As the two of them were pushed toward each other, the old man’s first gesture was an apologetic half-grin and a sort of shrug of the eyebrows. The gesture, by its familiarity, took Oskar by storm. I couldn’t help it, Hans was saying. The marriage and everything, your mother and me, it all went according to laws of its own. The idea behind the gesture might have been an ordinary one, but Oskar had seen an identical expression on someone’s face already that evening—on his own, as he shrugged to himself, facing the mirror in the hallway of Emilie’s apartment. The marriage and everything, it’s all going according to laws of its own. He had shared that look with himself, and here—three cognacs later—his father was sharing it with him.

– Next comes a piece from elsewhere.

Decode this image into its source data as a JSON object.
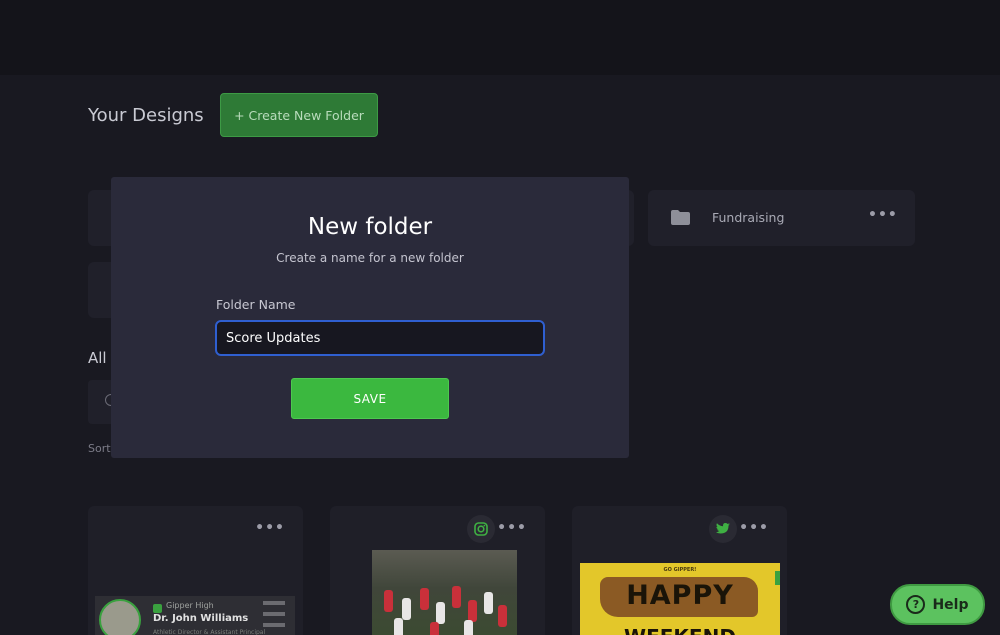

“How are you, Oskar?” asked Hans Schindler. There was a dangerous wheeze along the edge of the words. His father’s health was worse than he remembered it.

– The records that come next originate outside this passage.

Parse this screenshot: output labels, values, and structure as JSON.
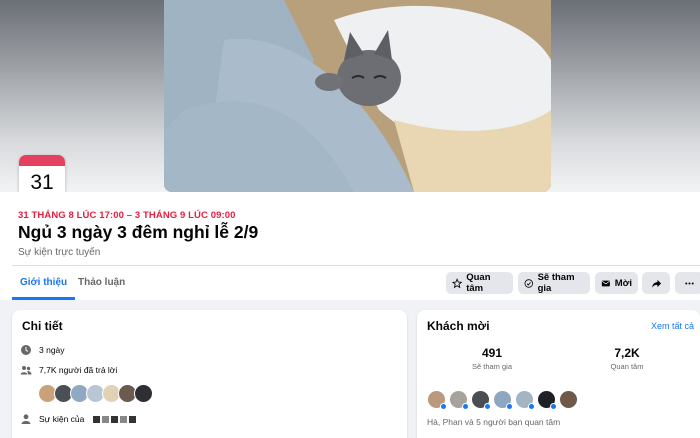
{
  "event": {
    "date_badge_day": "31",
    "time_range": "31 THÁNG 8 LÚC 17:00 – 3 THÁNG 9 LÚC 09:00",
    "title": "Ngủ 3 ngày 3 đêm nghỉ lễ 2/9",
    "type": "Sự kiện trực tuyến"
  },
  "tabs": [
    {
      "label": "Giới thiệu",
      "active": true
    },
    {
      "label": "Thảo luận",
      "active": false
    }
  ],
  "actions": {
    "interested": "Quan tâm",
    "going": "Sẽ tham gia",
    "invite": "Mời",
    "share_icon": "share-arrow-icon",
    "more_icon": "more-dots-icon"
  },
  "details": {
    "title": "Chi tiết",
    "duration": "3 ngày",
    "responses": "7,7K người đã trả lời",
    "host_prefix": "Sự kiện của"
  },
  "guests": {
    "title": "Khách mời",
    "see_all": "Xem tất cả",
    "going_count": "491",
    "going_label": "Sẽ tham gia",
    "interested_count": "7,2K",
    "interested_label": "Quan tâm",
    "friends_text": "Hà, Phan và 5 người bạn quan tâm"
  },
  "colors": {
    "accent": "#1877f2",
    "date_red": "#e41e3f"
  }
}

So Oskar decided that even Herr Hans Schindler was human—a proposition he had not been able to swallow at teatime at his sister’s; and he embraced the old man, kissing him on the cheek three times, feeling the impact of his father’s bristles, and beginning to weep as the corps of engineers and soldiers and past motorcyclists applauded the gratifying scene.

CHAPTER 10

The councilmen of Artur Rosenzweig’s Judenrat, who still saw themselves as guardians of the breath and health and bread ration of the internees of the ghetto, impressed upon the Jewish ghetto police that they were also public servants. They tended to sign up young men of compassion and some education. Though at SS headquarters the OD was regarded as just another auxiliary police force which would take orders like any police force, that was not the picture most OD men lived by in the summer of ‘41.